Established in 1983 as the highest honor granted by the Duke Alumni Association, the award is given to alumni who have made significant contributions in their own fields, in service to the university, or for the betterment of humanity. Bostock was selected from nominations made by Duke alumni, faculty members, trustees, administrators, and students.

An English major who graduated with Phi Beta Kappa honors, Bostock played football and baseball at Duke. Baseball has been a part of Bostock's life since his days as a Little Leaguer. During his years at Edina High School in Edina, Minnesota, he was twice named to the All-State Team. Today he is co-owner of the Greenville Drive, a Class A affiliate of the Boston Red Sox.
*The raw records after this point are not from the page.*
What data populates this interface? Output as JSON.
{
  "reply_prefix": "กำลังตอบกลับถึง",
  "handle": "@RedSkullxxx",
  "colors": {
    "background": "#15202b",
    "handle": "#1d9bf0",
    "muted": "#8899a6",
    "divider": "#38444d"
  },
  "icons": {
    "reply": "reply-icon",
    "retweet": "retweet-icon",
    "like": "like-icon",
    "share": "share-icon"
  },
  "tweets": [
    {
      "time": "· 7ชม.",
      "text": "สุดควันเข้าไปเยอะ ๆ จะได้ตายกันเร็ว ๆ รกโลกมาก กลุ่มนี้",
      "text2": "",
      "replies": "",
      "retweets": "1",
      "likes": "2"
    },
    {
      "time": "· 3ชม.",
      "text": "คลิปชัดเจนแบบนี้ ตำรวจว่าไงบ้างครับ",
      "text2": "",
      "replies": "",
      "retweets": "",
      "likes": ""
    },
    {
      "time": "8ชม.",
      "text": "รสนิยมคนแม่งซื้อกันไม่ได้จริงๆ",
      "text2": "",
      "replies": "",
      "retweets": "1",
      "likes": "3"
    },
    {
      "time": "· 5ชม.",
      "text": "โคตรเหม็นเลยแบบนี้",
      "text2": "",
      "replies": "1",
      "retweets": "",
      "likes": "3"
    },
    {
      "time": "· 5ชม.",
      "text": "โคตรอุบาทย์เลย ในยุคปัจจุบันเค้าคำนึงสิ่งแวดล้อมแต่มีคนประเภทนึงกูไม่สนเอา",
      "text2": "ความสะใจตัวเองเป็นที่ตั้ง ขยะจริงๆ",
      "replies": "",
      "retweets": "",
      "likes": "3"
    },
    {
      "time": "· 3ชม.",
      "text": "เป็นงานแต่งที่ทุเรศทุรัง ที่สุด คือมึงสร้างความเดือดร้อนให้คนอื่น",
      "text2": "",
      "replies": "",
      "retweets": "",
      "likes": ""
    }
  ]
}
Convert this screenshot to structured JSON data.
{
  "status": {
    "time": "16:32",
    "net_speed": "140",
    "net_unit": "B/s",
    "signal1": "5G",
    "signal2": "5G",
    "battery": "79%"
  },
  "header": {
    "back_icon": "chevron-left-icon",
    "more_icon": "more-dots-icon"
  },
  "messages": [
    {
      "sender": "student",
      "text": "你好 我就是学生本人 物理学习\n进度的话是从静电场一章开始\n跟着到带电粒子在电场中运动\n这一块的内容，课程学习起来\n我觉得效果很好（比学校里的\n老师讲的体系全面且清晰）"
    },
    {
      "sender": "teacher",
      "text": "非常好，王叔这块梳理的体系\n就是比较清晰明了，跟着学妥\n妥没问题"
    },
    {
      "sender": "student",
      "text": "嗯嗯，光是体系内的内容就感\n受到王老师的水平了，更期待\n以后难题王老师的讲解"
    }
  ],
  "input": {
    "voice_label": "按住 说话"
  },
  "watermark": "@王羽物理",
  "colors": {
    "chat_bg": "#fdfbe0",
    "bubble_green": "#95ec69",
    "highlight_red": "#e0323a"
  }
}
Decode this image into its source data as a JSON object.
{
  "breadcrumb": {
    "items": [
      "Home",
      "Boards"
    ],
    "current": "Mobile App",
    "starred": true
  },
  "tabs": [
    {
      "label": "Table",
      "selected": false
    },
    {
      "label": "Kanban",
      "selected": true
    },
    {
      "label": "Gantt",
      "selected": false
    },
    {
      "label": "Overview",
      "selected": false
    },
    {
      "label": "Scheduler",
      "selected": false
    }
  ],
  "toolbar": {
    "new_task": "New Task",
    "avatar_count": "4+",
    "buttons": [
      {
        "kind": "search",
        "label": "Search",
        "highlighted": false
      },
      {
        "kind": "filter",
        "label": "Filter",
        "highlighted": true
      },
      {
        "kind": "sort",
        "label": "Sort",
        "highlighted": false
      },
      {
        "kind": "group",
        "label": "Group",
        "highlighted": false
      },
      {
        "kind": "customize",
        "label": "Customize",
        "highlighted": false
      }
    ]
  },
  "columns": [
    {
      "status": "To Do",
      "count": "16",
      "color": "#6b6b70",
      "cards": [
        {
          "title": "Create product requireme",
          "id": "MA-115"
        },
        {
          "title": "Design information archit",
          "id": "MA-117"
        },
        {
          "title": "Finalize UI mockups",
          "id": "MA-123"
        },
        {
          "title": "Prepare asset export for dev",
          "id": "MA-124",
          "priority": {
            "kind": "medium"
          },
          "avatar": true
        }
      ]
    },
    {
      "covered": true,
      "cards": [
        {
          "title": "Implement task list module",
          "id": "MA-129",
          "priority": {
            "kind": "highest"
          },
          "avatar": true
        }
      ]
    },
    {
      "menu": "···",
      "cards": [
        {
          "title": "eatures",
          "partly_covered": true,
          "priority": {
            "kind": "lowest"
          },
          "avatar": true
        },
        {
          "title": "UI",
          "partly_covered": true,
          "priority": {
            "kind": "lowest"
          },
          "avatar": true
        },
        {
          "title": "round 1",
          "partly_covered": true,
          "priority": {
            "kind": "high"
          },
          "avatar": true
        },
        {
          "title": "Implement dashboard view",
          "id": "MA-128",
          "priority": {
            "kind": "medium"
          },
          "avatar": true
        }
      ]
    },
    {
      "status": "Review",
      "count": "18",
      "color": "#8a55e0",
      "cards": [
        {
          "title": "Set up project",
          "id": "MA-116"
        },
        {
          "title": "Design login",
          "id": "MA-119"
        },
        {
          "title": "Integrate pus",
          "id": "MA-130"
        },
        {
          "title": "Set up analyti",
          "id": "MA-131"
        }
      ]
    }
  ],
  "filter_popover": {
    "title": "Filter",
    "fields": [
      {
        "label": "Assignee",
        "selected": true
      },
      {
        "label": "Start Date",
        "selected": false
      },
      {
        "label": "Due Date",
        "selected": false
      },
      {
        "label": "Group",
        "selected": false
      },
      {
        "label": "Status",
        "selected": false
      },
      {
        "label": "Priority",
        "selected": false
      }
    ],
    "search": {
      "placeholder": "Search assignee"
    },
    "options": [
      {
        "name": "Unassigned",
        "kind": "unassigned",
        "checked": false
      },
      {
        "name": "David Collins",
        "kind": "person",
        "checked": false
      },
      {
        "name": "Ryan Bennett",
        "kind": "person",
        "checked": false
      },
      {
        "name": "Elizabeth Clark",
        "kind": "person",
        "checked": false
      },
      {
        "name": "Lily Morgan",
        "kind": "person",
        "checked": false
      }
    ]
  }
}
After Duke, Bostock went on to earn an M.B.A. at Harvard University. For almost four decades, he worked in the advertising business, including ten years as chairman and chief executive officer of D'Arcy Masius Benton & Bowles and its successor company, The MacManus Group, a global communications-services company. He then spent two years as chairman of B/Com3 Group Inc., one of the world's leading advertising and communications holding companies.

Bostock founded and chairs Sealedge Investments, a private equity investment firm, and serves on the board of Morgan Stanley. He also chairs the boards of the Northwest Airlines Corporation and Yahoo! Inc. and is a former trustee of the U.S. Ski and Snowboard Foundation and Manhattanville College in Purchase, New York.

Applying his advertising expertise in other realms, he has been chairman of the Partnership for a Drug-Free America, a national nonprofit organization that oversees the development of advertising and communications programs to encourage teens to lead healthy, drug-free lives.

As a Duke trustee, Bostock was chair of the business and finance committee and a member of the executive committee. His other contributions as a Duke volunteer have been myriad. Among other things, he has served on the Fuqua School of Business board of visitors, been a director of the Duke University Health System, and co-chaired the Presidential Council that was set up to advise the president in the wake of the lacrosse incident.

He has also been a member of the Financial Aid Initiative development committee, the Fuqua School campaign steering committee, the executive committee of the Annual Fund, and the New York Executive Leadership Board and Development Council. He has chaired two major search committees for Duke: for the medical center vice chancellor and the athletics director.